Dalam penelitian ini subjek hanya berada pada kategori sedang dan tinggi, dan didominasi oleh kategori tinggi. Terlihat jelas bahwa tingkat konformitas pada remaja putri di SMAN 2 Ngawi adalah tinggi. 1. Hubungan antara harga diri dan konformitas dengan perilaku konsumtif. Harga diri merupakan evaluasi diri seseorang secara keseluruhan (Myers, 2012). Dapat diartikan pula harga diri merupakan hasil evaluasi individu tentang dirinya sendiri dan bagaimana cara individu itu memberi penilaian atas apa yang ada pada dirinya. Dalam penelitian ini terjadi hubungan negatif yang tidak signifikan antara harga diri dengan perilaku konsumtif, karena nilai p (0, 245) > 0,05, dan nilai F adalah – 0,119 oleh karena itu ada hubungan negatif yang kecil dan tidak signifikan antara harga diri dengan perilaku konsumtif karena nilai p yang ditunjukkan lebih besar dari 0,05. Hal tersebut berbeda dengan penelitian yang dilakukan oleh wardhani (2012) yang berjudul hubungan antara konformitas dan harga diri pada remaja putri yang mendapatkan hasil hubungan yang negatif antara harga diri dengan perilaku konsumtif dengan nilai p (-0,243) < 0,05. Hal itu menunjukkan bahwa ada hubungan yang negatif yang signifikan antara harga diri dengan perilaku konsumtif. Selain itu tingkat harga diri yang dihasilkanpun juga berbeda. Perbedaan hasil penelitian ini dikarenakan karakteristik subjek yang berbeda, meskipun subjek sama-sama remaja. Perbedaan letak geografis sehingga menimbulkan perbedaan karakteristik dan budaya, sehingga menghasilkan hasil yang berbeda.
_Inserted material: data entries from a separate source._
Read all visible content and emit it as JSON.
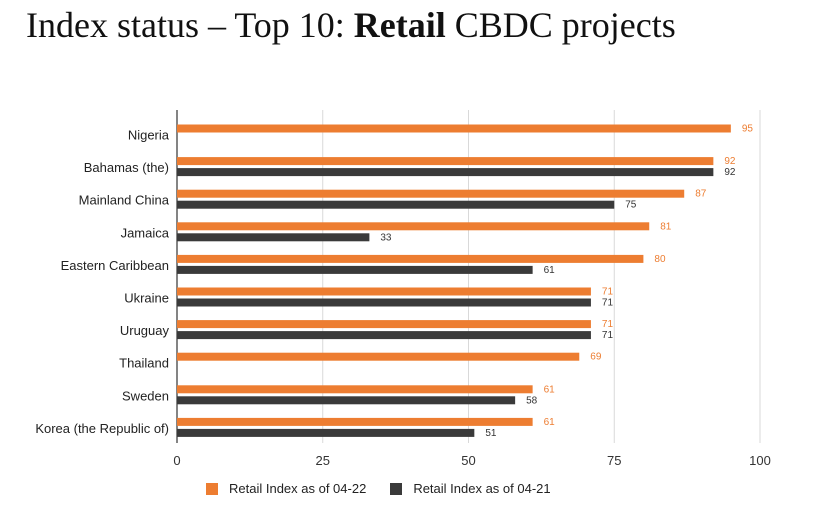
{
  "header": {
    "title_pre": "Index status – Top 10: ",
    "title_bold": "Retail",
    "title_post": " CBDC projects"
  },
  "colors": {
    "series_2022": "#ed7d31",
    "series_2021": "#3a3a3a",
    "grid": "#d9d9d9"
  },
  "chart_data": {
    "type": "bar",
    "orientation": "horizontal",
    "categories": [
      "Nigeria",
      "Bahamas (the)",
      "Mainland China",
      "Jamaica",
      "Eastern Caribbean",
      "Ukraine",
      "Uruguay",
      "Thailand",
      "Sweden",
      "Korea (the Republic of)"
    ],
    "series": [
      {
        "name": "Retail Index as of 04-22",
        "values": [
          95,
          92,
          87,
          81,
          80,
          71,
          71,
          69,
          61,
          61
        ],
        "labels": [
          "95",
          "92",
          "87",
          "81",
          "80",
          "71",
          "71",
          "69",
          "61",
          "61"
        ]
      },
      {
        "name": "Retail Index as of 04-21",
        "values": [
          null,
          92,
          75,
          33,
          61,
          71,
          71,
          null,
          58,
          51
        ],
        "labels": [
          "",
          "92",
          "75",
          "33",
          "61",
          "71",
          "71",
          "",
          "58",
          "51"
        ]
      }
    ],
    "xlim": [
      0,
      100
    ],
    "xticks": [
      0,
      25,
      50,
      75,
      100
    ],
    "xtick_labels": [
      "0",
      "25",
      "50",
      "75",
      "100"
    ],
    "grid": "vertical",
    "legend_position": "bottom"
  }
}
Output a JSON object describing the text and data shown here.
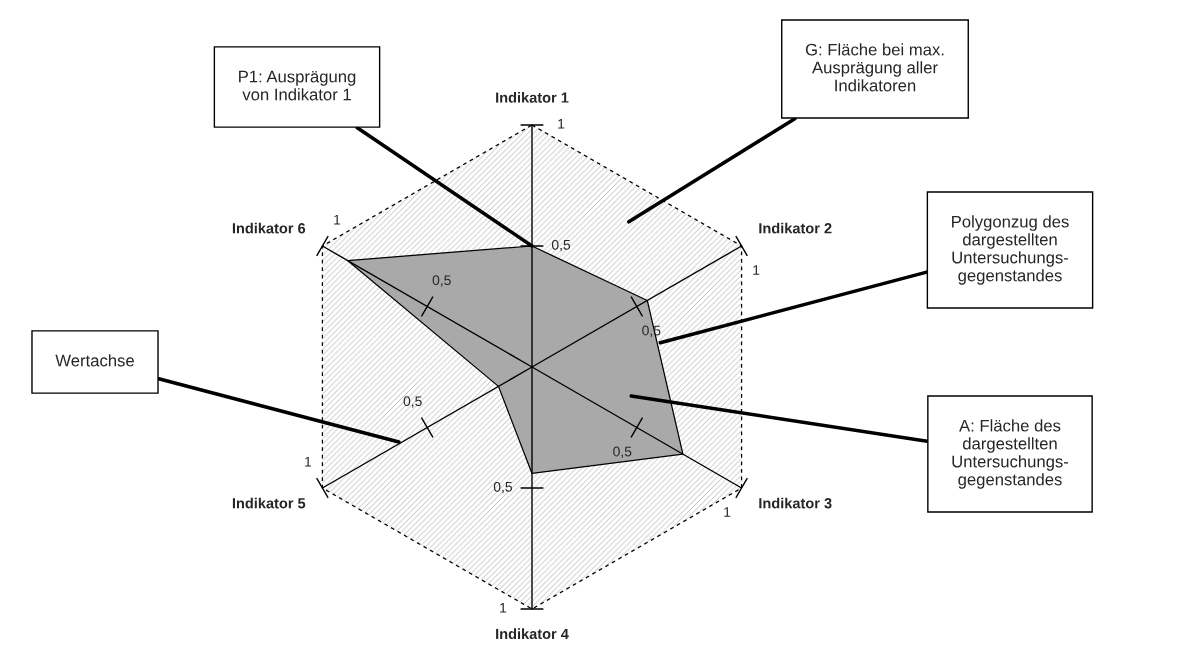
{
  "chart_data": {
    "type": "radar",
    "categories": [
      "Indikator 1",
      "Indikator 2",
      "Indikator 3",
      "Indikator 4",
      "Indikator 5",
      "Indikator 6"
    ],
    "series": [
      {
        "color": "#a9a9a9",
        "values": [
          0.5,
          0.55,
          0.72,
          0.44,
          0.16,
          0.88
        ]
      }
    ],
    "ylim": [
      0,
      1
    ],
    "yticks": [
      {
        "value": 0.5,
        "label": "0,5"
      },
      {
        "value": 1,
        "label": "1"
      }
    ],
    "annotations": [
      "P1: Ausprägung\nvon Indikator 1",
      "G: Fläche bei max.\nAusprägung aller\nIndikatoren",
      "Polygonzug des\ndargestellten\nUntersuchungs-\ngegenstandes",
      "Wertachse",
      "A: Fläche des\ndargestellten\nUntersuchungs-\ngegenstandes"
    ]
  }
}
Dalam penelitian ini harga diri berpengaruh sangat kecil dalam menentukan tinggi rendahnya tingkat perilaku konsumtif seseorang, ada faktor lain yang mempengaruhi perilaku konsumtif. Status sosial dan ekonomi dari orantua juga dapat berpengaruh pada perilaku konsumtif, karena sebagian para remaja yang menjadi
subjek dalam penelitian ini berasal dari keluarga dengan tingkat finansial ekonomi yang menengah keatas. Dengan adanya hal tersebut maka kemungkinan besar remaja yang mempunyai orang tua dengan penghasilan dan pendidikan tinggi maka perilaku konsumtifnya juga akan meningkat. Tidak hanya pada penghasilan dan pendidikan yang tinggi, status sosial ekonomi orang tua yang dilihat dari penilaian orang yang menganggap seseorang tersebut terpandang , terkenal serta kedudukan nya di dalam suatu lingkungan, juga menentukan perilakunya dalam mengkonsumsi suatu barang atau jasa karena untuk menunjukkan prestise dalam pergaulannya (Aprillia & hartoyo, 2013) Variabel lain yang turut berperan dalam perilaku konsumtif adalah konformitas. Konformitas merupakan suatu jenis pengaruh sosial dimana individu mengubah sikap dan tingkah laku mereka agar sesuai dengan norma sosial yang ada ( Baron & Byrne). Berbeda dengan hasil korelasi antara harga diri dengan perilaku konsumtif, hasil analisa menunjukkan adanya hubungan yang signifikan antara konformitas dengan perilaku konsumtif. Hal ini ditunjukkan oleh nilai p (0,000) < 0,05 yang menunjukkan bahwa ada hubungan yang positif antara konformitas dengan perilaku konsumtif. Semakin tinggi konformitas maka semakin tinggi pula tingkat perilaku konsumtif subjek dalam penelitian ini, dan sebaliknya semakin rendah tingkat konformitasnya maka semakin rendah pula tingkat perilaku konsumtifnya. Hasil penelitian ini senada dengan penelitian yang dilakukan oleh Artledia Sihotang (2009) yang berjudul “hubungan antara konformitas terhadap kelompok teman sebaya dengan pembelian impulsive pada remaja” , dalam penelitiannya dihasilkan p = 0,008. Hal ini sama dengan pendapat Taylor, Sears, Peplau (2009) yang mengatakan bahwa remaja biasanya bepakaian sama dengan sahabatnya, adanya konformitas berpengaruh pada tingkat perilaku konsumtif seseorang, oleh karena itu
remaja akan membelanjakan uangnya untuk mempunyai barang atau pakaian yang sama seperti teman-teman pada kelompoknya.